WC_Product_* classes and WC_Order* classes can be expanded and effectively replaced.A filter, woocommerce_product_classis applied to line 73 of the WooCommerce plugin includes/class-wc-product-factory.php file. The filter has an initial class name (which it gets from the product type), the product type, a context string (which indicates whether it is a full product or just a variant), and a product ID.
Replacing them is as simple as writing your replacement class and then connecting the filter to exchange the class names.
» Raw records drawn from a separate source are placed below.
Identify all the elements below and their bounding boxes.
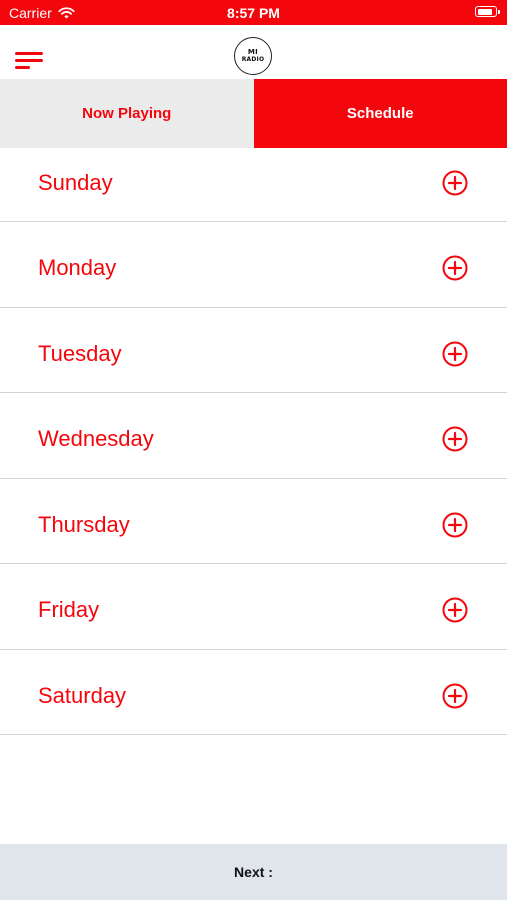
app-header: MI RADIO bbox=[0, 25, 507, 79]
day-label: Saturday bbox=[38, 682, 127, 708]
plus-circle-icon[interactable] bbox=[442, 341, 468, 367]
menu-line bbox=[15, 66, 30, 69]
next-label: Next : bbox=[234, 864, 273, 880]
day-label: Sunday bbox=[38, 170, 113, 195]
day-label: Monday bbox=[38, 255, 117, 280]
status-time: 8:57 PM bbox=[227, 5, 280, 21]
day-row-tuesday[interactable]: Tuesday bbox=[0, 308, 507, 393]
menu-line bbox=[15, 59, 43, 62]
day-label: Wednesday bbox=[38, 426, 154, 451]
plus-circle-icon[interactable] bbox=[442, 255, 468, 281]
day-label: Tuesday bbox=[38, 340, 122, 366]
plus-circle-icon[interactable] bbox=[442, 512, 468, 538]
logo-top-text: MI bbox=[247, 48, 259, 56]
app-root: Carrier 8:57 PM MI RADIO Now Playing Sch… bbox=[0, 0, 507, 900]
day-row-monday[interactable]: Monday bbox=[0, 222, 507, 308]
next-program-footer: Next : bbox=[0, 844, 507, 900]
mi-radio-logo: MI RADIO bbox=[234, 37, 272, 75]
menu-line bbox=[15, 52, 43, 55]
tab-now-playing[interactable]: Now Playing bbox=[0, 79, 254, 148]
schedule-day-list: Sunday Monday Tuesday Wednesday Thursday… bbox=[0, 148, 507, 735]
plus-circle-icon[interactable] bbox=[442, 170, 468, 196]
plus-circle-icon[interactable] bbox=[442, 597, 468, 623]
tab-schedule[interactable]: Schedule bbox=[253, 79, 507, 148]
day-label: Friday bbox=[38, 597, 100, 622]
day-row-thursday[interactable]: Thursday bbox=[0, 479, 507, 564]
plus-circle-icon[interactable] bbox=[442, 426, 468, 452]
battery-icon bbox=[475, 6, 500, 17]
day-row-wednesday[interactable]: Wednesday bbox=[0, 393, 507, 479]
hamburger-menu-icon[interactable] bbox=[15, 52, 45, 74]
plus-circle-icon[interactable] bbox=[442, 683, 468, 709]
tab-bar: Now Playing Schedule bbox=[0, 79, 507, 148]
day-row-saturday[interactable]: Saturday bbox=[0, 650, 507, 735]
status-bar: Carrier 8:57 PM bbox=[0, 0, 507, 25]
day-label: Thursday bbox=[38, 511, 130, 537]
logo-bottom-text: RADIO bbox=[241, 56, 265, 63]
day-row-sunday[interactable]: Sunday bbox=[0, 148, 507, 222]
day-row-friday[interactable]: Friday bbox=[0, 564, 507, 650]
battery-level bbox=[477, 8, 492, 15]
My_Product_Simple below uses the extension purely for convenience.
class My_Product_Simple extends WC_Product_Simple {
public string $vendor;
// getters and setters if desired...
}
add_filter('woocommerce_product_class', function (
string $classname,
string $product_type,
string $context,
int $product_id = NULL,
): string {
$thisClass = My_Product_Simple::class;
$baseClass = WC_Product_Simple::class;
$replacements = [
WC_Product_Simple::class => $thisClass,
// ...other known replacements
];
if (array_key_exists($classname, $replacements)) {
return $replacements[$classname];
}
// error handling...
if (is_a($classname, $baseClass, TRUE) throw new Exception(
"Running 'woocommerce_product_class' filter on "
. "'$classname' is unexpected. In "
. "\$replacements, map it to '$thisClass' "
. "or itself or another appropriate class."
);
else throw new Error(
"Ran 'woocommerce_product_class' filter on '$classname', "
. "which does not extend '$baseClass'. "
. "If needed, add it and its appropriate "
. "replacement to the map in \$replacements."
);
}, 1, 3);
Extend WC_Order works the same way, using the filter woocommerce_order_class. See rule 286 of class-wc-order-factory.php (in the same folder as the Product Factory class) for more documentation.